Newton's Method Formula:

Newton's Method formula for approximating roots is:

$x_{n+1} = x_n - \frac{f(x_n)}{f'(x_n)}$

Where:

• $x_n$ is the current approximation,
• $x_{n+1}$ is the next approximation,
• $f(x)$ is the function,
• $f'(x)$ is the derivative of the function.

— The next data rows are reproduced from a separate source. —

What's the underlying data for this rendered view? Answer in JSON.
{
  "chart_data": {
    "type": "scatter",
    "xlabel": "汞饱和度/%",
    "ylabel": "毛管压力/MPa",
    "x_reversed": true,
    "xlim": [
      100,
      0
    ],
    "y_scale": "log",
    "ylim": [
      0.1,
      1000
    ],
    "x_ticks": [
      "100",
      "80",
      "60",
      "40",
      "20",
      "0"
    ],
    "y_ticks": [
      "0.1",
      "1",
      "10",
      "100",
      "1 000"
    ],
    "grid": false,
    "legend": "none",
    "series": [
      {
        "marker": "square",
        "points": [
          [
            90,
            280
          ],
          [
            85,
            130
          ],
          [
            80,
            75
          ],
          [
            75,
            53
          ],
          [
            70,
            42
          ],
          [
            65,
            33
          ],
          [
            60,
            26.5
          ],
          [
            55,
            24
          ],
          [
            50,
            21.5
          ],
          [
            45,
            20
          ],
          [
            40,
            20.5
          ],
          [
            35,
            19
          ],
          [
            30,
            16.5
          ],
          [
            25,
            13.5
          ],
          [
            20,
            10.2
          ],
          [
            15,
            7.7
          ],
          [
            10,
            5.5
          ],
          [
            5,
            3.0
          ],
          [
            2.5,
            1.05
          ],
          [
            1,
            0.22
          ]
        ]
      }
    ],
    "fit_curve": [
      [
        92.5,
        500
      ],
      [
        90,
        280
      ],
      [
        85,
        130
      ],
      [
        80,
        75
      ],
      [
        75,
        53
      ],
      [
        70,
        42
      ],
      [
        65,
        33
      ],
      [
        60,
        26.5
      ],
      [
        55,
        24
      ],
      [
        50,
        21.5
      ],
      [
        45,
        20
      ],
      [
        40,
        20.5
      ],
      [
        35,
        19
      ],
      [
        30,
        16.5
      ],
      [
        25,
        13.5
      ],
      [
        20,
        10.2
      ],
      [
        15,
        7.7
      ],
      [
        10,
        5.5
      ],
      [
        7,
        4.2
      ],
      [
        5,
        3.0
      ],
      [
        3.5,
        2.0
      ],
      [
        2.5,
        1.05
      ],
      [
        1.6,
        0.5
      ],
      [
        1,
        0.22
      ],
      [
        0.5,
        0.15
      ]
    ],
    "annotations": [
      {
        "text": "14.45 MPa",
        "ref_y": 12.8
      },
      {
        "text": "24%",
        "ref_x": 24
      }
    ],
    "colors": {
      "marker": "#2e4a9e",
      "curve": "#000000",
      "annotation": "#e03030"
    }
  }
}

Step 1: Compute the derivative of $f(x)$

Given $f(x) = 6x^2 - \frac{1}{x}$, we can calculate the derivative:

$f'(x) = \frac{d}{dx} \left( 6x^2 - \frac{1}{x} \right) = 12x + \frac{1}{x^2}$

Step 2: Apply Newton's Method for the first iteration

We are given $x_1 = 1$.

1. Compute $f(x_1)$: $f(1) = 6(1)^2 - \frac{1}{1} = 6 - 1 = 5$

2. Compute $f'(x_1)$: $f'(1) = 12(1) + \frac{1}{(1)^2} = 12 + 1 = 13$

3. Calculate $x_2$: $x_2 = x_1 - \frac{f(x_1)}{f'(x_1)} = 1 - \frac{5}{13} = 1 - 0.384615 = 0.615385$

Step 3: Apply Newton's Method for the second iteration

Now we use $x_2 = 0.615385$ to find $x_3$.

1. Compute $f(x_2)$: $f(0.615385) = 6(0.615385)^2 - \frac{1}{0.615385} \approx 6(0.378553) - 1.625 \approx 2.27132 - 1.625 = 0.64632$

2. Compute $f'(x_2)$: $f'(0.615385) = 12(0.615385) + \frac{1}{(0.615385)^2} \approx 7.38462 + 2.6376 \approx 10.0222$

3. Calculate $x_3$: $x_3 = x_2 - \frac{f(x_2)}{f'(x_2)} = 0.615385 - \frac{0.64632}{10.0222} \approx 0.615385 - 0.0645 = 0.55087$

Final Answer:

The value of $x_3$ is approximately 0.55087.

Would you like a detailed explanation of any specific step, or do you have any further questions?

Here are 5 related questions to extend your understanding:

1. How does Newton's Method converge to the root of a function?
2. What are the conditions for Newton's Method to work effectively?
3. Can you always rely on Newton's Method to find a root?
4. What happens if you choose a bad initial approximation for Newton's Method?
5. How does Newton's Method differ from other root-finding methods like the Bisection Method?

Tip: Newton's Method requires a good initial guess for fast convergence; otherwise, it may diverge or fail.